Cave exploration in this area had its peak in 1991 with joint expeditions becoming the norm. At the height of its popularity, members of Hranicky Kras Underwater Speleology Club, from former Czechoslovakia, and Cuba's Speleological Group Martel were pairing up on a regular basis in order to continue their research.
There were several exploration teams created in Havana and several other provinces, including the Guaniguanico team in Pinar del Rio, whose cave diving specialists performed archaeological studies in the San Juan Lagoon and speleological studies in the hanging lakes of the Cumpleaños Cave in the Guasasa mountain range.
With the creation of the Gibara Speleological Group in the eastern Holguin province, it became possible to explore the underwater Tanques Azules Cavern. This cavern is the largest of its kind in the country with 2,800 meters of flooded galleries and is famous for its beautiful secondary formations.
The deepest of these caves in Cuba is El Ojo del Mégano, located under the waters of the Florida Straits and boasting 70 meters of depth.
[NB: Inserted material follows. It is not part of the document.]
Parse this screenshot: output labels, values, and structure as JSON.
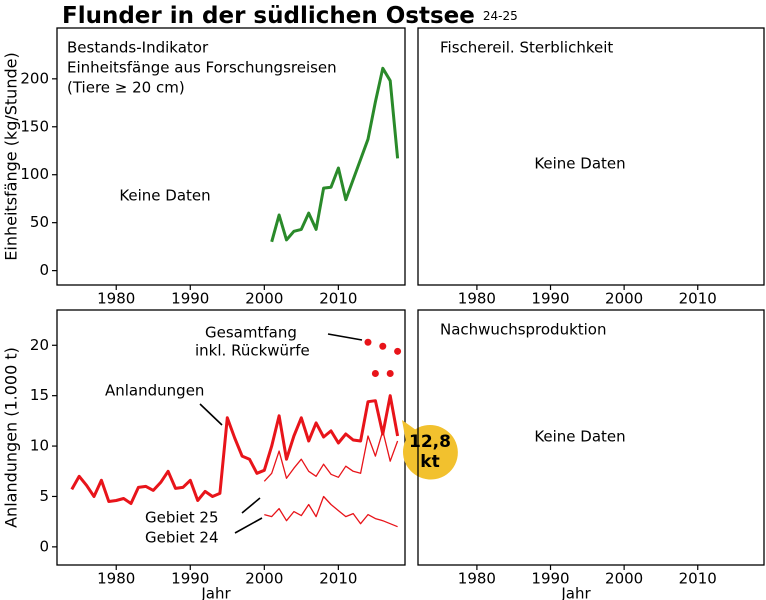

In 2000, after many years of practicing this hazardous activity, Cuban cave divers finally received for the first time a rigor course, which was led by international instructors, including Kate Lewis of the U.S. National Association of Cave Diving (NACD).
Members of the Mexican Federation of Underwater Activities and its Cave Diving Committee visited Cuba in 2003. As a result of this visit, Cuban divers were able to establish collaboration relations that influenced diving safety and instructor training within the National Cave Diving Section of the SEC (SNE-SEC in Spanish).
With the reestablishment of the Cuban Federation of Underwater Activities (FCAS in Spanish) and its partnership with the World Underwater Federation (CMAS in Spanish), the Cave Diving Commission was created and cooperation agreements between FCAS and the SEC were signed.
Cooperation initiatives and participation agreements have also since been signed with the National Cave Rescue Section regarding search and rescue training in case of accidents.
Present stand out cave exploration locations include the Isle of Youth, Quivicán and Artemisa areas, where there are some of the most beautiful and labyrinth-like caves in Cuba.
Don't forget about Matanzas province, however, as it is the home to most of the flooded karstic caves and the most explored caverns in the island.